Wednesday, February 25, 2009

Navajo Code Talkers 1

The Navajo code talkers were Navajo Indians that created a special code that not even the Japanese could break. This code was designed specifically help the U.S. army send and receive transmissions to tell them were to go and fight, tell them how many troops died, and give them coordinants on were to drop bombs on the enemies. These reluctant heros devoted their lives to protect the code in war. The Navajo indians helped in world war 2 with their un-breakable code nobody could intercept U.S. military transmissions any longer. The Navajo indians played a big role in the winning of the war. The Navajo indians entered the war by the government asking for their help with the langauge.The man that came up with the idea to base the code on their langauge was named Phillip Johnston. He was the son of a protestant missionary.
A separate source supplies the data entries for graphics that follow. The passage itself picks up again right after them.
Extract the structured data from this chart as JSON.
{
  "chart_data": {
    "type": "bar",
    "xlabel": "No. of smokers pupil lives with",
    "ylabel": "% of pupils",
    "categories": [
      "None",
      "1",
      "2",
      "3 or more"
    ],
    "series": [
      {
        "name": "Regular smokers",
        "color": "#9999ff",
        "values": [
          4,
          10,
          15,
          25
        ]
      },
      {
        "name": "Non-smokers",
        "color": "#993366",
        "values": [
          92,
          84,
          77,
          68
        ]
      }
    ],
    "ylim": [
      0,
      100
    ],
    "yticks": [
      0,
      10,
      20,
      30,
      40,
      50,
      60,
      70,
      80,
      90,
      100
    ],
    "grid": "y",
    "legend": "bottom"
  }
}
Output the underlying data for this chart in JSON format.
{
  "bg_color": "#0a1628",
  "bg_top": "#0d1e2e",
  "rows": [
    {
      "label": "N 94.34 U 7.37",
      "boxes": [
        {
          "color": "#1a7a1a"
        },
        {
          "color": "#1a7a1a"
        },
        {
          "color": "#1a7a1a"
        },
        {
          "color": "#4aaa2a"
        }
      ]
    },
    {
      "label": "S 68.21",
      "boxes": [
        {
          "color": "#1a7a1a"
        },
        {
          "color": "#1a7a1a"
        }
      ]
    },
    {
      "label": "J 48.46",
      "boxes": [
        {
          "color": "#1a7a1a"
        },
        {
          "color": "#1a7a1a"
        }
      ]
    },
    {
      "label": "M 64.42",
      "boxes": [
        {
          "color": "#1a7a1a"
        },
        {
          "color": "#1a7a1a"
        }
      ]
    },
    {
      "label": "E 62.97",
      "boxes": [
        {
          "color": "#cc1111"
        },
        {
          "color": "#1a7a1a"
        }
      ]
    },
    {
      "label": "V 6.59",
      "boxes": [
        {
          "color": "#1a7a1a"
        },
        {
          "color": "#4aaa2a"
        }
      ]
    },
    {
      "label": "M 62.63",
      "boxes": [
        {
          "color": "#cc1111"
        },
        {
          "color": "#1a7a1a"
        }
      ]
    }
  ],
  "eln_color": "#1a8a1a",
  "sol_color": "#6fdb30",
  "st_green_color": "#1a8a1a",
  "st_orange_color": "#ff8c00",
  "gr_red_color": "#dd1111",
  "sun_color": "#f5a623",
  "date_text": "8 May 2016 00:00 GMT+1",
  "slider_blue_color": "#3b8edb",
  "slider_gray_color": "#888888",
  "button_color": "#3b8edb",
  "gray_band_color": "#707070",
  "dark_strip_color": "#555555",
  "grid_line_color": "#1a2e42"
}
He also spent most of his childhood and learned the navajo's ways on the Navajo reservation. The Navajo code talkers served in six different marine divisions from the period of 1942-1945.




A Navajo code talkers life: Merril Sandoval




Merril Sandoval was a very hard worker in the war. His mother died when he had just begun first grade in 1931. He grew up on the east side of the Navajo eservation. He was born in New Mexico on the reservation in 1925. He learned english for the first time there. He enlisted into the marine corps in the year 1943. After he finished boot camp he was sent to Camp Pendleton in the 2nd and 5th marine divisions in Hawaiian, Saipan, Iwo Jima, and an occupation of Japan. After he served in the war he was discharged as a Corporal. He finished high school at Sherman Institute and Albuquerque Indian school. After he decided to learn the trade of machinist at Haskell Institute. He worked as a machinist for 15 years with Bendix Aviation in Kansas City, Missouri and Air Research in Pheonix, Arizona. He returned to the reservation in 1964, and worked for the police department, D.N.A legal services, and as a tribal advocate and interpreter for the tribal legal courts. He and his wife went to Tuba City, Arizona were they raised two sons and three daughters. His older brother Samual Sandoval was also a code tlker.